Wall Street Lending Standards Remind Regulators of Crisis Run-Up

  • Biggest banks weakening credit underwriting, examiners say
  • OCC report finds trends `very similar' to before 2008 crisis

The biggest U.S. banks continue to weaken standards for some of the highest-risk lending in a trend similar to what their examiners saw before the 2008 financial crisis, according to a regulator’s report.

Competitive pressures have driven bankers to ease the standards for three years running, especially in leveraged lending, commercial real estate construction and credit cards, according to an annual survey of bank examiners who work for the Office of the Comptroller of the Currency. The report, released Wednesday by the OCC, said banks are also making more exceptions in their lending policies, a practice the examiners said has been adequately documented.

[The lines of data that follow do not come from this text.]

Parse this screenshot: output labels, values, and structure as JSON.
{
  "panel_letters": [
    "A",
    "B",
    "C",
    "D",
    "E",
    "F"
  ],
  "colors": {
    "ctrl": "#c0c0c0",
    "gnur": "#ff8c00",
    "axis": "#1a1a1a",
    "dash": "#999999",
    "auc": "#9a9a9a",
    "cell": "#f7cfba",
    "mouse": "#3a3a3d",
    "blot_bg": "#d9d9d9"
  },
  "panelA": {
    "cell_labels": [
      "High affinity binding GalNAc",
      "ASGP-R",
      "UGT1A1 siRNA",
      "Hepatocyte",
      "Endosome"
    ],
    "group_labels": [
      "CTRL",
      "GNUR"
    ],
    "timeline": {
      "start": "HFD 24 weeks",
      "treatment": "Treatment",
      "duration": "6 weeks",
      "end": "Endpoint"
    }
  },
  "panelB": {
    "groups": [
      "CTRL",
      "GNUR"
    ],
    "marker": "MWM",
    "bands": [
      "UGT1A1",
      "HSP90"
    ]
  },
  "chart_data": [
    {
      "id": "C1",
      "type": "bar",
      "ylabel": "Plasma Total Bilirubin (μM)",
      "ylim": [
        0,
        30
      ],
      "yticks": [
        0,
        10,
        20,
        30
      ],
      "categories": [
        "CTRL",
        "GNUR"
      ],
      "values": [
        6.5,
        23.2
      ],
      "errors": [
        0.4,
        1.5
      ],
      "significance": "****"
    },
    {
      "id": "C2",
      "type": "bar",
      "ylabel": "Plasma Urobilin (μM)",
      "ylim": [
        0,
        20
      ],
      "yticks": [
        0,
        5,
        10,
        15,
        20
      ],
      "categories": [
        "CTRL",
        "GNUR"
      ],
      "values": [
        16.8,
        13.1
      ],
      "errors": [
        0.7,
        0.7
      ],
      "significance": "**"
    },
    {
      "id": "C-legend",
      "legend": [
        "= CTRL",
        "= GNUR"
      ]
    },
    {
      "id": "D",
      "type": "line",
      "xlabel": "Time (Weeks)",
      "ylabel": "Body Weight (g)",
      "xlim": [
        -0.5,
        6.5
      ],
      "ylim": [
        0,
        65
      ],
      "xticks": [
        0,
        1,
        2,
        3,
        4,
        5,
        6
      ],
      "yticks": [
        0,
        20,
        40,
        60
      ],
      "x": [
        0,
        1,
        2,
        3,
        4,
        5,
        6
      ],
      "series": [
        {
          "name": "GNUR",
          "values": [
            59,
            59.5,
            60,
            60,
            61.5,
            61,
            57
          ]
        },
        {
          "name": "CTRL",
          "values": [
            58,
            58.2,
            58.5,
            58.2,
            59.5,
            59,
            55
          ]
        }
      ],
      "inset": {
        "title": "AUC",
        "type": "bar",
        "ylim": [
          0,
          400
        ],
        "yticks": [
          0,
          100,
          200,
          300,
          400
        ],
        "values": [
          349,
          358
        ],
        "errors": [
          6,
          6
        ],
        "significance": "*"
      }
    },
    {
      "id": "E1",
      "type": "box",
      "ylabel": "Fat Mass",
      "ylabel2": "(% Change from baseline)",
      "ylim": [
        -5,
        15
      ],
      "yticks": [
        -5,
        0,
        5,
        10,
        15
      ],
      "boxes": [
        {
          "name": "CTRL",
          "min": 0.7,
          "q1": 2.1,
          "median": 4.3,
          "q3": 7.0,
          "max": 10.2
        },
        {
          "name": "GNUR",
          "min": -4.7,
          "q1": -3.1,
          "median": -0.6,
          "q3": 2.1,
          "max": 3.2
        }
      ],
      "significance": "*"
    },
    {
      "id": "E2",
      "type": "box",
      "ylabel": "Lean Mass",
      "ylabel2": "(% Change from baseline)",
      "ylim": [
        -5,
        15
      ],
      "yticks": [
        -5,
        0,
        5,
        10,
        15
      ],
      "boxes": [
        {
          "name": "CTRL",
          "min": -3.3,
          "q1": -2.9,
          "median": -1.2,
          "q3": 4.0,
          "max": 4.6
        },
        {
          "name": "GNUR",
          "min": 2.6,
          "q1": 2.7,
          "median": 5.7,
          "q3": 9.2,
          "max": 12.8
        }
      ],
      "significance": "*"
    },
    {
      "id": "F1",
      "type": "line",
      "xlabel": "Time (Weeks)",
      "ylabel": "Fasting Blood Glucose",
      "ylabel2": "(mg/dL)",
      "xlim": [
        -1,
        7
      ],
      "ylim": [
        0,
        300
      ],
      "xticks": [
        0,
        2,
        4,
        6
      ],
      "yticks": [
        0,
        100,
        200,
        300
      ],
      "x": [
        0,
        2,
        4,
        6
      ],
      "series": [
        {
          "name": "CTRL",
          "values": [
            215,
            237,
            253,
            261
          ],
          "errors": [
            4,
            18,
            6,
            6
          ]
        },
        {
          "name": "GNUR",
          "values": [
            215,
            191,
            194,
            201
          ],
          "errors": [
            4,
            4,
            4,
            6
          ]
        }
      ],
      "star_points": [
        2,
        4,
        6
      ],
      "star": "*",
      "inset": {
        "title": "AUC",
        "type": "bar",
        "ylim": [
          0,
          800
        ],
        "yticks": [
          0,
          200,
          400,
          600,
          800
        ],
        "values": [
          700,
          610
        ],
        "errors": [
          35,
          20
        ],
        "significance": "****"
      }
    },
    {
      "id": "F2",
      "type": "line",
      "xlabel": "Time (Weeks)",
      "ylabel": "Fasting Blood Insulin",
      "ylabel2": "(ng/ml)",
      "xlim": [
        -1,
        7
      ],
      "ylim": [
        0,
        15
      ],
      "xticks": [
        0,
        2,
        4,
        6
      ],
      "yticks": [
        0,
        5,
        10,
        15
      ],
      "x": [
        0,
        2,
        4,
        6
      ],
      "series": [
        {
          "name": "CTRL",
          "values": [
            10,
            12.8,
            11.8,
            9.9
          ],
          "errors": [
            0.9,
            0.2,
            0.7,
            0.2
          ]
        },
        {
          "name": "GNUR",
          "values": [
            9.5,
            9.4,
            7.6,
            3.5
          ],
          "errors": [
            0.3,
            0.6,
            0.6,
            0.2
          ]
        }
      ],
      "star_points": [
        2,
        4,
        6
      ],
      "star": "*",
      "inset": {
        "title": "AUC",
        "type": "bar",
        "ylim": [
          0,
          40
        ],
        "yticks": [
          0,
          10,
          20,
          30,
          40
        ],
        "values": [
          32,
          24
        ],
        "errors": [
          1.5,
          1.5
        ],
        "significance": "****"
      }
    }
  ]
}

“We are seeing trends very similar to those that examiners reported just prior to the most recent financial crisis,” Jennifer C. Kelly, chief national bank examiner at the OCC, said in a statement. She said her agency’s examiners will be especially focused on the origination of new loans.

The annual survey looked at 95 firms whose loans totaled $5.1 trillion -- 94 percent of lending in the federal banking system. The report noted that the examiners expect credit risk to keep increasing in 2016.

The OCC and the other U.S. banking agencies issued a report last month that said leveraged lending remains too risky. Comptroller of the Currency Thomas Curry has delivered recent speeches saying his agency is increasingly concerned about concentrations of risk similar to those contributing to past crises.